Let's suppose we start with an energy eigenstate of the free Hamiltonian of a relativistic system (which is what we would consider an electron). This energy eigenstate could be in a degenerate subspace. Generically, evolution of the Schrodinger equation -- including the interaction Hamiltonian -- will cause the quantum state to evolve and become some kind of superposition of all the energy eigenstates within this subspace.
Then what can happen if you start with a quantum particle of mass $m$ with a given energy $E > 2mc^2$ (which is generically true for relativistic processes where energies are much larger than the mass), is that the degenerate subspace of energy eigestates will include states where both the particle and its antiparticle are present. If no conservation law or other obstruction prevents the original "particle-only" state from evolving to include a superposition of this new "particle+antiparticle" state, then the Schrodinger equation will generically cause the state to evolve to be a superposition with a non-zero coefficient with the "particle+antiparticle" state.
In more flowery language, "anything not forbidden is mandatory" in quantum mechanics.
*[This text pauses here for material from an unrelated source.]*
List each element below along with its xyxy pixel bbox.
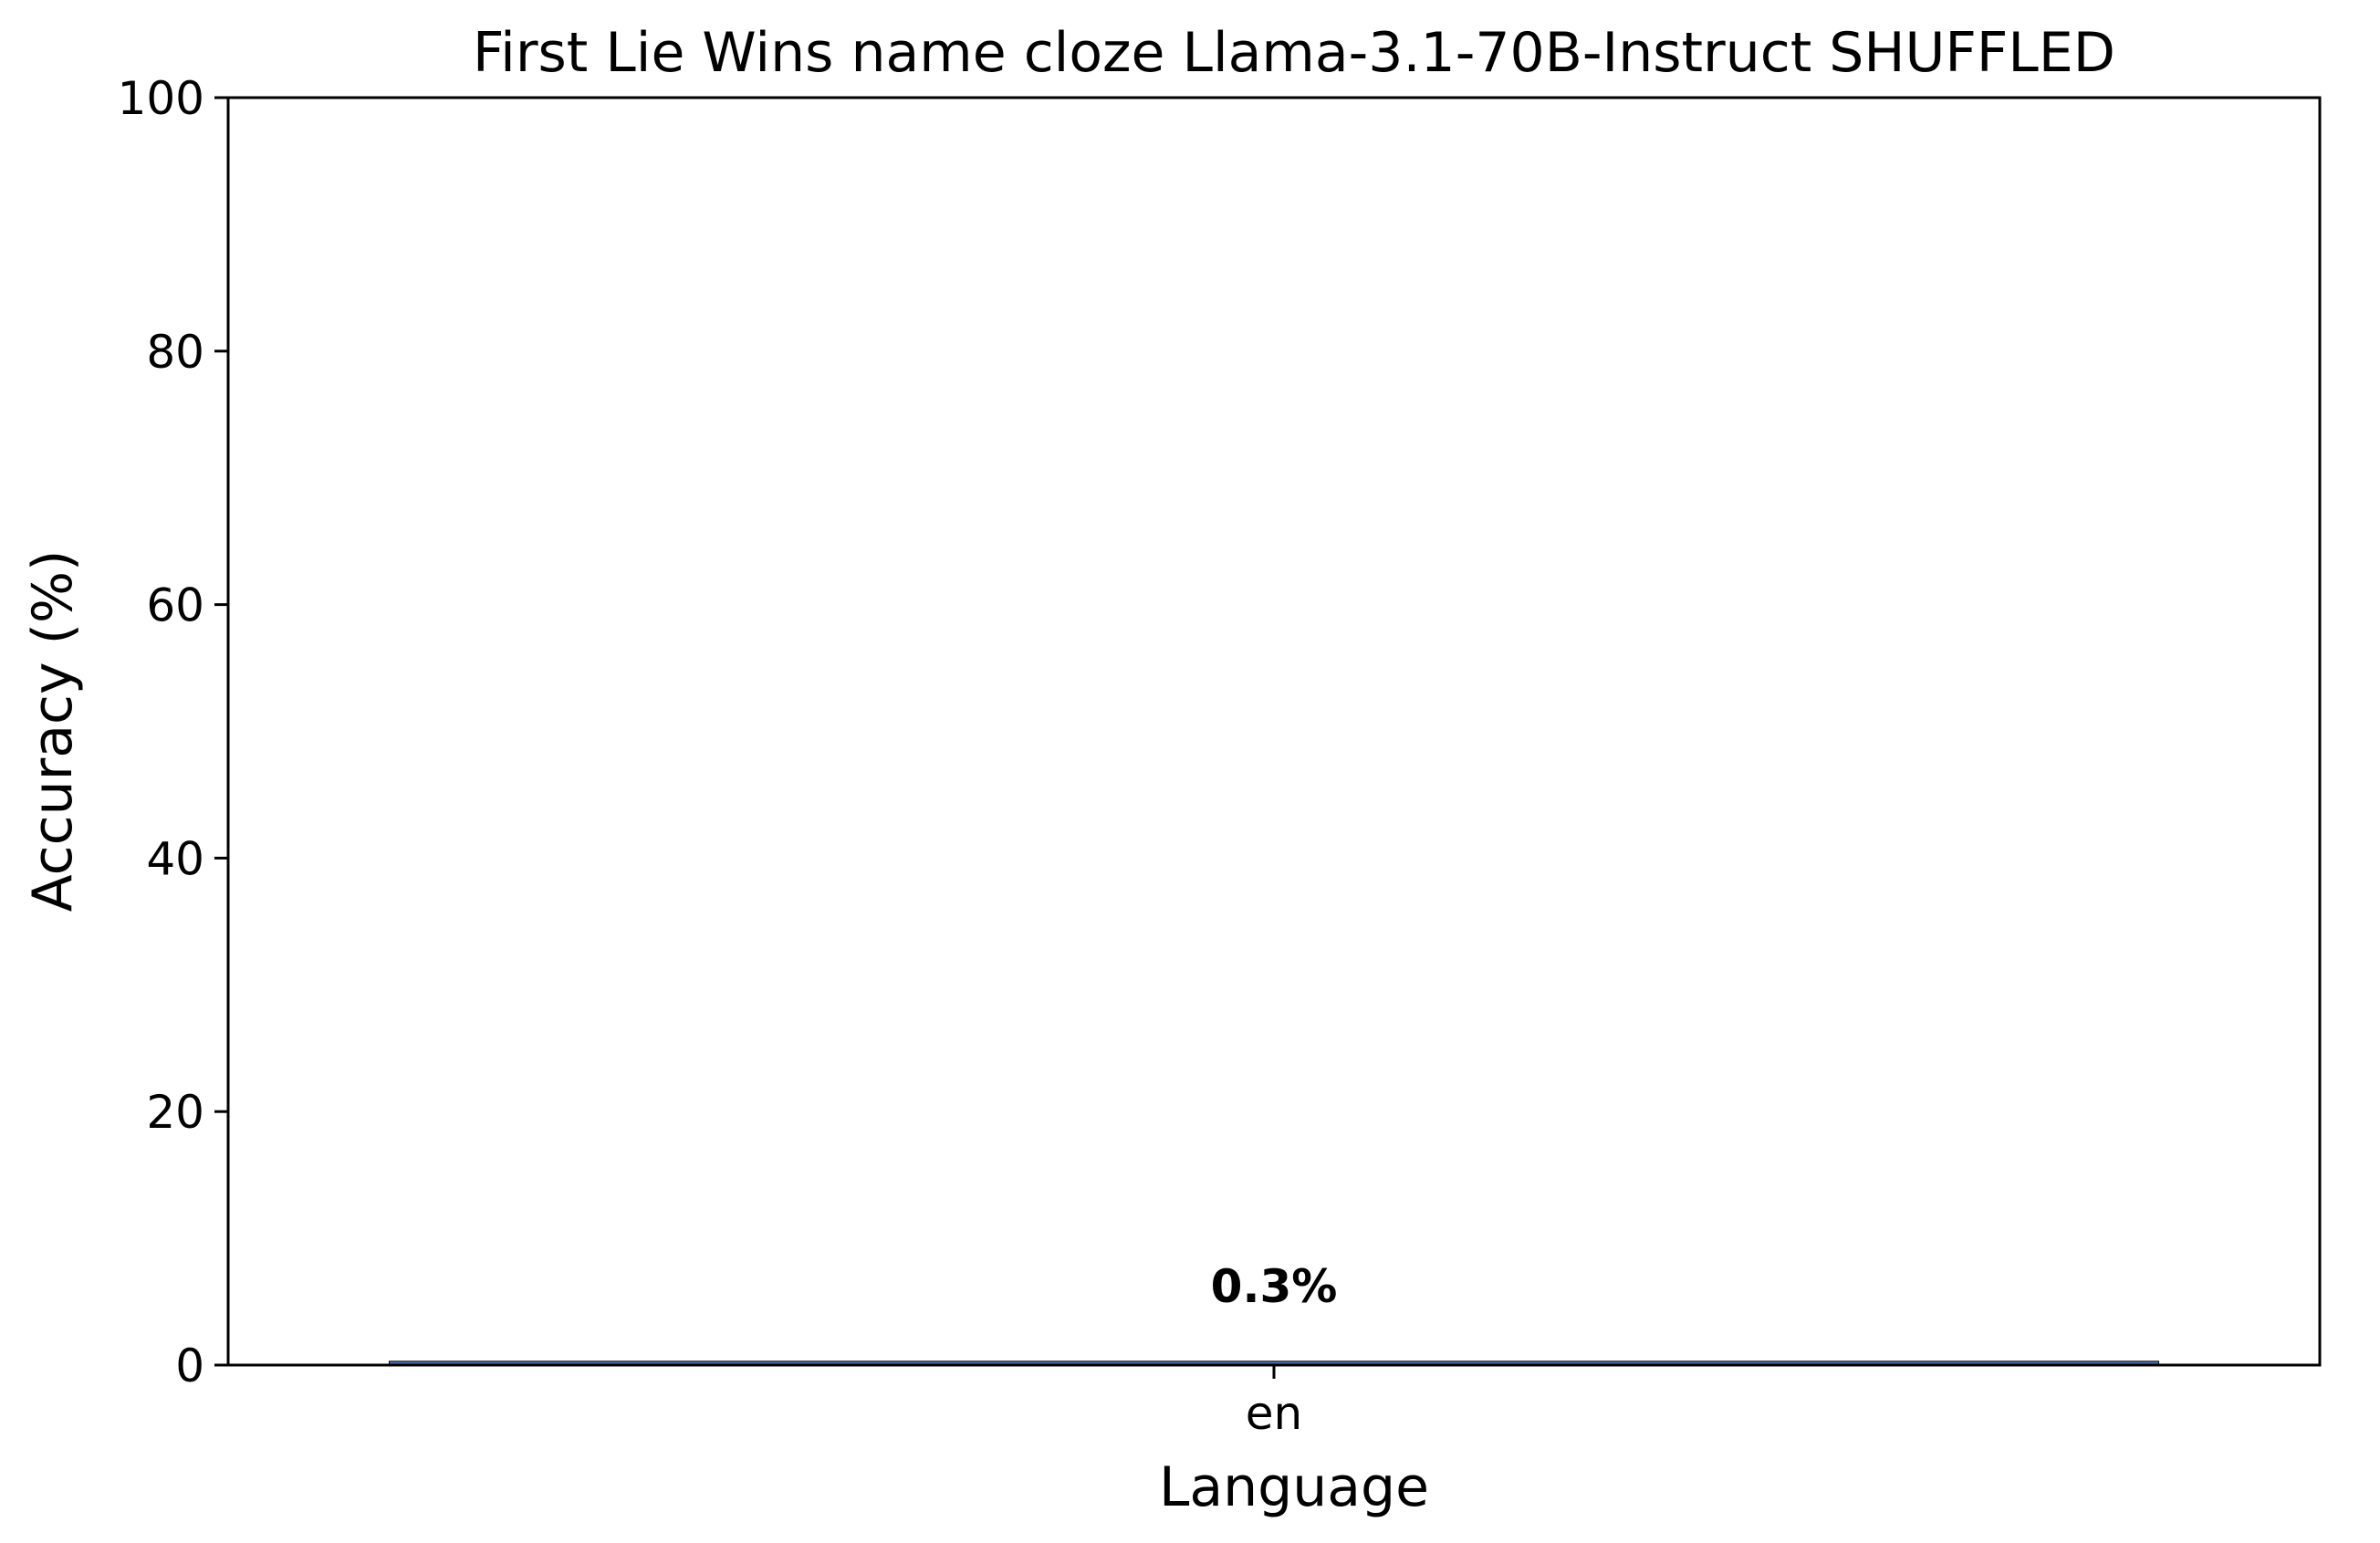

The quantum state will generically evolve into a superposition over every basis state it can consistent with the constraints of unitary Schrodinger evolution.
It's worth pointing out that a single electron will never spontaneously produce an electron-positron pair as a final state because you could not satisfy all the constraints of momentum and energy conservation in this process, but you need to consider those kinds of multi-particle virtual states in Feynman diagrams and they have the effect of renormalizing the electron mass and charge.